As we saw previously, this process is constantly consulting a key called "Disable performance counters". But, why do this?
The file in question is a service of licenses for VMWare Workstation, a well-known program of virtualization (virtual machines). The Windows operating system keep track of counters of events occurring and in general, this is a very valuable information for system administrators. In fact, Windows Vista analyzes the information of these counters and helps us diagnose system problems without knowing the background of the same lot:
Detail of all this is that doubt still remains, why this service is consulting constantly a record that could simply hang an event and save us thousands of accesses to the registry?
There are several solutions to this "problem", the first is to simply terminate the process (though clearly, will restart the computer). The second will be to set the service startup "demand", i.e. in manual mode:
The problem of the second solution is that sometimes applications expect that a service that previously installed is always responding and rather than start it generated an error, causing inconvenience to the user. Also, although the service is started on demand, the problem of unnecessary consultations would be maintained until a computer shutdown.
In this case, those solutions are not a challenge, however edit the executable the service to correct and eliminate those root queries, yes that is it.
A touch under the hood of the service
Fixes the problems listed below may not be published in the form of a modified or Installer file, as it would thus violate the license agreement possible products affected by the changes. However, my idea is to show the ways in which could be repaired, in the form of general computer knowledge.
Open the Ollydbg and attached it to the process of the service in question:
We seek constant inquiries concerning registration, simply use the search engine of references to text strings:
An interesting detail is that the response of the system is that the queried record was not found:
By experimenting, we could create a key:
Only to realize that no matter what there is, this service never cease your pointless questions:
…It is not now, yes you are now!
As in a while playing with Ollydbg I couldn't find a simple solution, I started to debug the process with the debugger of Visual Studio, which precisely worked much better for this task.

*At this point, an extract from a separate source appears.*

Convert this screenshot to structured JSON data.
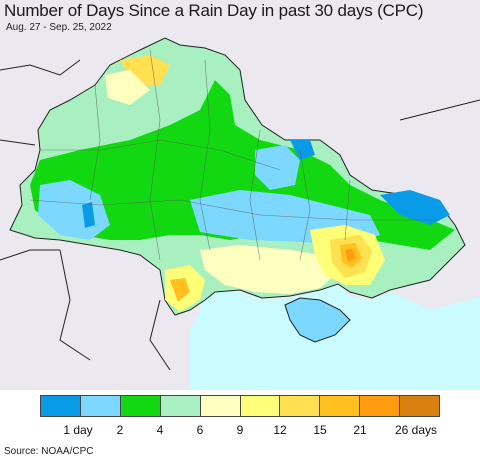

Now it was easy to quickly find the call to gatillaba all queries to the registry, which fortunately had a conditional jump on it:
What little that transcends the registry value (as checked above) the most trivial was to change the conditional jump by one unconditional:
Stop the service, save the small change and return to start it just to check with satisfaction that now the team is now in a complete rest and in consequence, the polling has been successfully defeated. Unfortunately, the villain escapes, weak, but still with life, strengthened with each following release of any poorly programmed application, to slow down our team again.
In short, the second part of the solution is to modify one byte of the executable as shown below:
A little logic always and small problems have been corrected satisfactorily. The invitation remains open so that you review your team, look these forados where sneaks your performance and you delete them.
Do not use KAV like antivirus, or at least wait for the company to make a fully refined product. So far I'm trying BitDefender 2008 and I can check optimized bit that was the product of Kaspersky. (Even when I tend to disable annoying extras all functions and) contextual optionsto leave only the monitor files in real time)
As an anecdote, the small positive is article in Wikipedia I wrote in conjunction with this document because it did not exist in our language.